CRISPR/Cas12a System coupling polyfluorene nanoreporter enriched by magnetic bead-based high-efficiency DNA nanocarrier for fluorescence analysis

Currently reported CRISPR/Cas12a-based fluorescence systems are usually constructed with fluorescent dyes as reporter probes, which are performed the detection in homogeneous solutions. The instability and non-repeatability of labeled fluorescent reporters and the interference of complex components in homogeneous detection systems couldn't be ignored. This work exploited a novel CRISPR/Cas12a-based fluorescence system using carboxyl-functionalized poly[9,9-bis(3′-(N,N-dimethylamino)propyl)-2,7-fluorene]-alt-2,7-(9,9-dioctylfluorene)] nanoparticles (c-PFN NPs) as fluorescence donor and Au-polydopamine-Au nanoparticles (Au-PDA-Au NPs) as fluorescent acceptor.
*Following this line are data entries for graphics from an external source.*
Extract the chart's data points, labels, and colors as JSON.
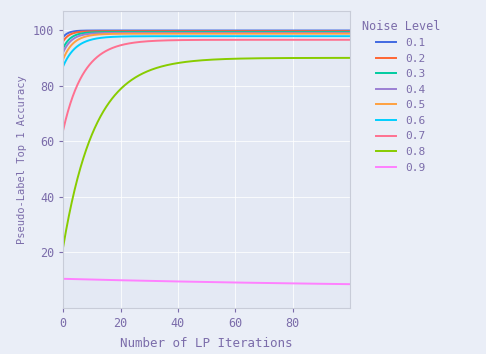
{
  "noise_levels": [
    "0.1",
    "0.2",
    "0.3",
    "0.4",
    "0.5",
    "0.6",
    "0.7",
    "0.8",
    "0.9"
  ],
  "colors": {
    "0.1": "#4169E1",
    "0.2": "#FF6633",
    "0.3": "#00CCA0",
    "0.4": "#9B7FD4",
    "0.5": "#FFA040",
    "0.6": "#00CFFF",
    "0.7": "#FF7090",
    "0.8": "#88CC00",
    "0.9": "#FF80FF"
  },
  "x_max": 100,
  "x_label": "Number of LP Iterations",
  "y_label": "Pseudo-Label Top 1 Accuracy",
  "legend_title": "Noise Level",
  "bg_color": "#E4E9F4",
  "fig_bg": "#EAEEF7",
  "start_values": {
    "0.1": 97.5,
    "0.2": 96.0,
    "0.3": 93.5,
    "0.4": 92.0,
    "0.5": 89.5,
    "0.6": 87.0,
    "0.7": 64.0,
    "0.8": 22.0,
    "0.9": 10.5
  },
  "end_values": {
    "0.1": 99.85,
    "0.2": 99.6,
    "0.3": 99.3,
    "0.4": 99.0,
    "0.5": 98.7,
    "0.6": 97.8,
    "0.7": 96.5,
    "0.8": 90.0,
    "0.9": 7.0
  },
  "rise_rates": {
    "0.1": 0.55,
    "0.2": 0.45,
    "0.3": 0.38,
    "0.4": 0.33,
    "0.5": 0.28,
    "0.6": 0.22,
    "0.7": 0.14,
    "0.8": 0.09,
    "0.9": -0.008
  },
  "label_color": "#7B6CAA",
  "tick_color": "#7B6CAA",
  "grid_color": "#FFFFFF",
  "spine_color": "#C8CCD8"
}
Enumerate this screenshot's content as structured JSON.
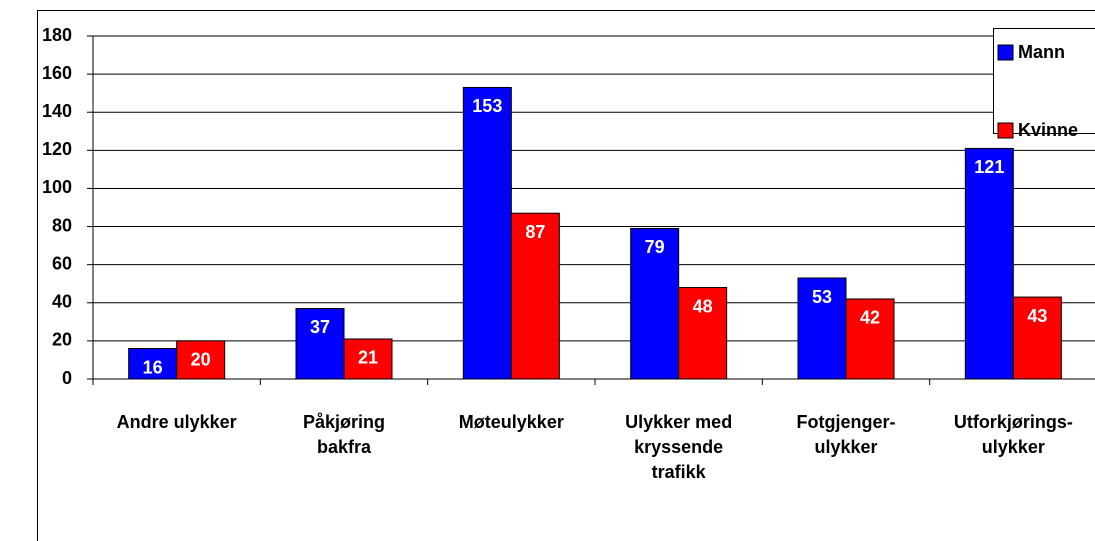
{
  "chart_data": {
    "type": "bar",
    "categories": [
      [
        "Andre ulykker"
      ],
      [
        "Påkjøring",
        "bakfra"
      ],
      [
        "Møteulykker"
      ],
      [
        "Ulykker med",
        "kryssende",
        "trafikk"
      ],
      [
        "Fotgjenger-",
        "ulykker"
      ],
      [
        "Utforkjørings-",
        "ulykker"
      ]
    ],
    "series": [
      {
        "name": "Mann",
        "color": "#0000ff",
        "values": [
          16,
          37,
          153,
          79,
          53,
          121
        ]
      },
      {
        "name": "Kvinne",
        "color": "#ff0000",
        "values": [
          20,
          21,
          87,
          48,
          42,
          43
        ]
      }
    ],
    "ylim": [
      0,
      180
    ],
    "yticks": [
      0,
      20,
      40,
      60,
      80,
      100,
      120,
      140,
      160,
      180
    ],
    "grid": true,
    "legend": "upper right"
  }
}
Meanwhile, magnetic bead-assisted high-efficiency DNA nanocarrier (MHDN) was introduced to enrich and separate the reporter probes to effectively reduce the interference and background signal. Firstly, c-PFN NPs were covalently bonded with S2 and the resulting S2-PFN hybridized with MHDN to form S2-PFN-MHDN. The presence of miRNA-155 would trigger multi-sited rolling circle amplification (MRCA) reaction to output second targets (ST) in multiple directions, further activating CRISPR/Cas12a to cleave S3 in the quenching probe. The digested S3-Au-PDA-Au cannot hybridize with S2-PFN-MHDN, leading to an obviously increased fluorescence signal. The MRCA-mediated CRISPR/Cas12a system endowed the fluorescence system with high sensitivity and the limit of detection for miRNA-155 was 170 aM. More importantly, fluorescent reporter c-PFN NPs coupling MHDN overcame drawbacks of labeled fluorescence reporters and homogeneous detection, creating an attractive CRISPR/Cas12a-based fluorescence system for bioanalysis.